Le temps des cerises.


" Quand nous en serons au temps des cerises, des gais rossignols, des merles moqueurs... " On connaît la chanson, qui ne l'a pas fredonnée un jour ou l'autre ? Oui, mais voilà, le mien, de temps des cerises est arrivé, comme l'an dernier, avec sa déclaration de guerre comme celle des revenus, tout autant exaspérante.
 

Les rapaces ne sont pas tous encore là. Déjà cependant, quelques joyeux drilles batifolant dans la ramée, de noir vêtus, procureurs narguant mon impuissance, becquetant la chair des fruits pas encore mûrs, pépiant sournois et rigolards lorsque j'approche, infirme luttant contre l'injustice, ont commencé la curée. 

Depuis peu, chaque année, mon cerisier est soumis aux attaques incessantes de mes ennemis ponctuels.
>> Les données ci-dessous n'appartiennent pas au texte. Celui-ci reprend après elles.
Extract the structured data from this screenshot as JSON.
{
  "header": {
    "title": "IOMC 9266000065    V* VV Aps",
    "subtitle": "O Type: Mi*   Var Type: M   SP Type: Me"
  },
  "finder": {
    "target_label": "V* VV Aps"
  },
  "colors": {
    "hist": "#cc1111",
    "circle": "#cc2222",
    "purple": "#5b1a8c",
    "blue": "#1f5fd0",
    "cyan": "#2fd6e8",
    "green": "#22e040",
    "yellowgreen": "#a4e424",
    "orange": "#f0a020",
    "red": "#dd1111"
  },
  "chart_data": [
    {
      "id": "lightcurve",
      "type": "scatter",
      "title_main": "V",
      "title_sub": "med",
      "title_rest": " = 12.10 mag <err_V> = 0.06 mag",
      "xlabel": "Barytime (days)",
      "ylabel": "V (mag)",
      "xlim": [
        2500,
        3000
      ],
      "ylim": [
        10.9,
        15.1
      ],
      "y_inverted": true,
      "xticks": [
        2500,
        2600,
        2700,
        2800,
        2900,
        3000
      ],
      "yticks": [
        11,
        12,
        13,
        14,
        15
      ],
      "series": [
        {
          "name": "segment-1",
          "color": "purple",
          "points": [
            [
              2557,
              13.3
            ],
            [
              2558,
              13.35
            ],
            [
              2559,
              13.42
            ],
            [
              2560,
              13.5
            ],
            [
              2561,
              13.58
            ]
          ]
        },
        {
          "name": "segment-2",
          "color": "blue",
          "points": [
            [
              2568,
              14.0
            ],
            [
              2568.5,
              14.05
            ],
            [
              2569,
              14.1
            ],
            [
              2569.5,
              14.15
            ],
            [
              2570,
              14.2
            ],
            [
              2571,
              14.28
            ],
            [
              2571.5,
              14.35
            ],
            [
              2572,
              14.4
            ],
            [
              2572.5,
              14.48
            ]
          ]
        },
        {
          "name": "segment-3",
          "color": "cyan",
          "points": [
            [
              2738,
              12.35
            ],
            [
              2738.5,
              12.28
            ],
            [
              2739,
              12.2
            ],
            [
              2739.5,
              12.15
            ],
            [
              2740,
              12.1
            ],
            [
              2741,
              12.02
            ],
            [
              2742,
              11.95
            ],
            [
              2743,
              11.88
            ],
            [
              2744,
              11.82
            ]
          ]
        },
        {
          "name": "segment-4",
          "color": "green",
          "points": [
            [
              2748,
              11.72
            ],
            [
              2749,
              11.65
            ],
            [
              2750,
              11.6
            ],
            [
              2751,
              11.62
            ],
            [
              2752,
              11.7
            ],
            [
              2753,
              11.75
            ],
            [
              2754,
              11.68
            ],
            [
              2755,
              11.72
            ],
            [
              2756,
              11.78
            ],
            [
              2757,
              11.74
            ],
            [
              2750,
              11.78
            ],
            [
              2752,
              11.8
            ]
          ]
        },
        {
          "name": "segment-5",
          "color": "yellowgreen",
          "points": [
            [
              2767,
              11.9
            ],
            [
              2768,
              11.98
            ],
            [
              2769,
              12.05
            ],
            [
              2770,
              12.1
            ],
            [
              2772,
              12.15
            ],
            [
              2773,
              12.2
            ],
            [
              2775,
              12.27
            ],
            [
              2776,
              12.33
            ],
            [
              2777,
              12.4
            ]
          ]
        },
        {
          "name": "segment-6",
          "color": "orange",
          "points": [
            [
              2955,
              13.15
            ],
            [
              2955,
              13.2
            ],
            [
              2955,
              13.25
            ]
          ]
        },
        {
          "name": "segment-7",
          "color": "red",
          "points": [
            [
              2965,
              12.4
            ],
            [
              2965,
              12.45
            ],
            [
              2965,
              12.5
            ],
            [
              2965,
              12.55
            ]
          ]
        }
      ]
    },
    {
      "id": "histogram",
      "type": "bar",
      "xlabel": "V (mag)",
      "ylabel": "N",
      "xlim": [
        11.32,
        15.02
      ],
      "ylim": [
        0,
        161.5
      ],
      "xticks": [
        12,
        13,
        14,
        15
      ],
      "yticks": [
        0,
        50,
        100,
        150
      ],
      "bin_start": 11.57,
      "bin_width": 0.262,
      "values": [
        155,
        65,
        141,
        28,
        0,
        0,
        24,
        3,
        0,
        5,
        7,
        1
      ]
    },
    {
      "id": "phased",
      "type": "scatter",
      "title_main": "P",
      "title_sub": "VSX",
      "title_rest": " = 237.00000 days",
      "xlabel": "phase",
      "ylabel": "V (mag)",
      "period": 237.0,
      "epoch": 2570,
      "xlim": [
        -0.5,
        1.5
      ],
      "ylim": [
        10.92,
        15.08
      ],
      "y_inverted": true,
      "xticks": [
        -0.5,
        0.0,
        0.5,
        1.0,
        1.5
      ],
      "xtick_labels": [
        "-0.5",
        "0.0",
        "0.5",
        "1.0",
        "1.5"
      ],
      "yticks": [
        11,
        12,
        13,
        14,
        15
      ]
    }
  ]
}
Le mois de mai voit notre guerre et s'il m'arrive de gagner quelques batailles, il m'est incertain de remporter la victoire, ma présence sous l'arbre tacheté de rouge ne pouvant se prolonger au-delà de quelques minutes ; car, tel un mercenaire je lance des raids aléatoires afin de surprendre l'adversaire, celui-ci me voyant venir de loin, merles perchés qui s'égayent en virevoltant avant mon repli. Ils me connaissent les insatiables et savent qu'il n'est nul besoin d'aller bien loin pour revenir à tire d'ailes dès que j'ai le dos tourné. Ils se repaissent les cyniques, avec boulimie picorant ça et là les fruits, qui tombent un à un sur le gravier du chemin où je contemple le carnage en maugréant. Ils se gorgent du nectar, sans pudeur saccageant, ne laissant que des miettes, débris talés, éclatés, méconnaissables, pas même bons pour un mécréant. De vrais percepteurs ! J'ai tout essayé, rien n'y fait ; musique dans l'arbre, ils dansent en cadence ; bandes argentées et pétards, ils applaudissent à tire d'ailes à ce feu d'artifice ; il me faudrait rester sur place et encore, pas sûr qu'ils ne viennent me narguer en fientant comme ils le font sur la voiture si je l'oublie sous l'arbre, certains de leur impunité. J'ai beau gesticuler, m'écrier, ils évoluent dans un espace inaccessible à ma pesante colère. D'ailleurs ils n'écoutent personne ne s'attablant qu'à leur envie, leur désir, leur instinct, semblables à des ministres au pouvoir absolu.
 

Mais ce ne sont qu'escarmouches de sbires ayant campement dans les bosquets voisins. Une avant-garde ! Le pire est à venir, cerise sur le gâteau si j'ose dire, comme des conseillers en campagne, une armée nouvelle, dès que les fruits seront mûrs, bien rouges, juteux, s'abattra sur mon domaine. 

Légiférant sur câble haute-tension, les étourneaux réunis, assemblés en leur parlement champêtre, à l'appel du président du groupe, fondront, nuée sans vergogne, sur mes maigres espoirs de plaisir. En l'espace d'un instant ce troupeau arrogant, affamé, décimera les quelques rameaux encore porteurs d'avenir. Il ne restera rien, comme l'an dernier et celui d'avant, qu'un squelette aux brindilles implorant le firmament.
 

Le saccage dure depuis deux ans et je n'en vois pas la fin. Avant, mais c'était une autre époque, ces volatiles de malheur avaient plus de respect pour le partage. Ils venaient se nourrir, faire collation, mais laissaient à ceux d'en bas des grappes intactes pour calmer leurs attentes.
 

Demain ne subsisteront que des queues de cerises éparses sur le chemin et quelques noyaux de nostalgie.